Strength of a continent

It seems odd that a fighter like Usman could be so criminally undercut. This is the case especially considering that he is one of the premier talents to come out of the TUF house.

“Yeah, they can do more to promote me. How can you not promote a guy who has a country, a continent, behind him? And not just that, someone who can go out and do what I did in my last fight. And even the fight before that?”

If Usman isn’t training his heart out to beat the brakes off his opponents, he’s kicking it with the Pittsburgh Steelers. Or Usman is spreading the message to his fan base back home with interviews and appearances as his celebrity grows with his athletic exploits. Just a few weeks ago, Usman presented an award at the 2017 Afrimma Awards. It’s moments like these which are further contributing to that aforementioned exposure he’s pushing for.

“I dominate these guys from start to finish. And not just that, I can talk, I can sell, and I can fight! How can you not promote the guy? It kinda baffles me that they’re dragging their feet. But, all I can do right now is do my part, and I feel like I’m doing that right now.”

All the work he has done for his own notoriety has been autonomous. He talks the talk, walks the walk, makes the right moves and stays out of controversy. So, what’s not to love? With all the hoopla from UFC executives and fans alike over the ‘lack of entertainment’ surrounding UFC welterweight title fights, you would think a name like Usman would be a premier candidate for fans to stick to. But for some reason, the push is just not there.

Usman detailed all the media he’s done across the continent, from Ghana to Congo and beyond. The Afrimma Awards was yet another example of how he’s attempted to connect with his African roots. Usman’s efforts clearly extend past multiple levels of entertainment and art. As he continues to indulge in his culture, you can only hope that the rest of the MMA media can get behind a talent worthy of the hype.

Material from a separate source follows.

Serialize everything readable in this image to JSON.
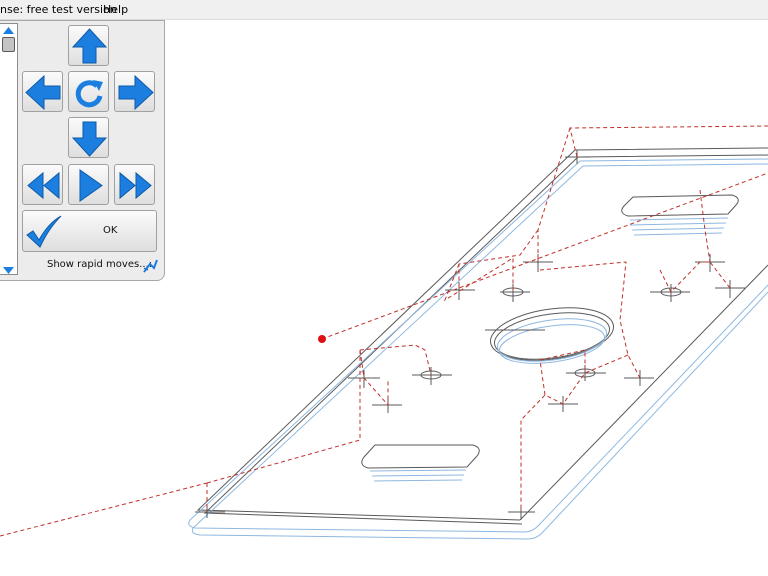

Kamaru Usman baffled by the UFC welterweight division, says "they're smart enough to know they have no chance" 2

The lack of a push from the UFC can quickly lead to frustration. When asked whether or not he can predict who his next opponent would be, Usman chuckled. Interestingly enough, he couldn’t give an honest answer at the moment. This is even considering the callouts, the tweets, and the back-and-forth between RDA and even Mike Perry. There’s also the multiple missed opportunities with Neil Magny, Dong Hyun Kim and beyond. It seems that everyone at welterweight is doing what they can to avoid this ‘Nightmare’ matchup. Regardless of drama, Usman is hopeful to have another fight before the end of the year.